Wenn auch die Ohrenschützer nicht mehr helfen

Ich bin wieder auf dem Berg – diesmal nicht im Vorarlberg sondern in Kärnten. In der gleichen Besetzung wie immer mit Kindern und Possumvater. Der Autor hütet Haus und Katze, hört sich die Skifortschritte seiner Kinder an und ist ansonsten froh, eine Woche Ruhe zu haben bringt das Haus auf Vordermann.

Dafür haben wir Sonne und Schnee satt, was ich ausnahmsweise richtig genießen kann, denn nichts und niemand zwingt mich, eine Einfahrt dreimal am Tag zu schippen. Aber weil man ja so mit Nichtstun auch nicht seinen Tag verbringen will und das letzte Erlebnis ja nun auch schon ein Weilchen her ist, hab ich mich von Kind Nummer Eins zu einem erneuten, beherzten Versuch eines Skikurses breitschlagen lassen.
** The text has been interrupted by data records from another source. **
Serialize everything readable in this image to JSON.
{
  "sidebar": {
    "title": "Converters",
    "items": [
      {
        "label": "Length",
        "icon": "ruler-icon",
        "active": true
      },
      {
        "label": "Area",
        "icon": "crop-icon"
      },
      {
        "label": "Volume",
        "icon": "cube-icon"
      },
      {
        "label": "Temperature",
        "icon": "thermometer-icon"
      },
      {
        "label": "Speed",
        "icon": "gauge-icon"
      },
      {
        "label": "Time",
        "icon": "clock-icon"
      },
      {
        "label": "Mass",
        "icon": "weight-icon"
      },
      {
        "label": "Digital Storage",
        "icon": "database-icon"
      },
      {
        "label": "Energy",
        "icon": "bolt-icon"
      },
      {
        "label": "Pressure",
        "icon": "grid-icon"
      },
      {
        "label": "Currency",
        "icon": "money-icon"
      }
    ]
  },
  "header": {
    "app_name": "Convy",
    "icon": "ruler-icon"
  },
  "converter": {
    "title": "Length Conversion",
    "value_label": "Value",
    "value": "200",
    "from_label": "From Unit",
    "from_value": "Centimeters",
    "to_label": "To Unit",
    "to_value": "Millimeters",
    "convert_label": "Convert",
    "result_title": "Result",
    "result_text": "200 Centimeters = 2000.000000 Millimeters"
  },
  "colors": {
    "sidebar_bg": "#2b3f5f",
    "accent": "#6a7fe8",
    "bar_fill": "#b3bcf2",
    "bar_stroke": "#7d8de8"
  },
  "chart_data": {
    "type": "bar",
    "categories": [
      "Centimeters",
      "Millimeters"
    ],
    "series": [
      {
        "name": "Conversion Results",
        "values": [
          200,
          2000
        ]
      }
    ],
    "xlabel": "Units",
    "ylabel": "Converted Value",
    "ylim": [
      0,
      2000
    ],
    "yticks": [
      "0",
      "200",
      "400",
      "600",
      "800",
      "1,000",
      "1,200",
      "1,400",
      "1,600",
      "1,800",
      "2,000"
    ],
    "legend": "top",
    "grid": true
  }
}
Schon beim Vorfahren, also testen, was der einzelne Fahrer so kann, wurden wir auf eine Nebenübungspiste verfrachtet. Offiziell, damit die Kinder ihre Gruppeneinteilung zügig über die Bühne bekommen. In Wahrheit wollte man aber einfach keine unschuldigen Kinder gefährden. Ausserdem war die unsere Übungspiste noch ein klein wenig flacher als die der Kinder. Nachdem also alle Erwachsenen durch waren, blieb für meine Gruppe ausser mir noch genau eine andere Beherzte, die in etwa meinen Skikenntnisstand hat, übrig. Man gab uns einen sehr, sehr geduldigen Skilehrer, der offensichtlich die Herausforderung liebt.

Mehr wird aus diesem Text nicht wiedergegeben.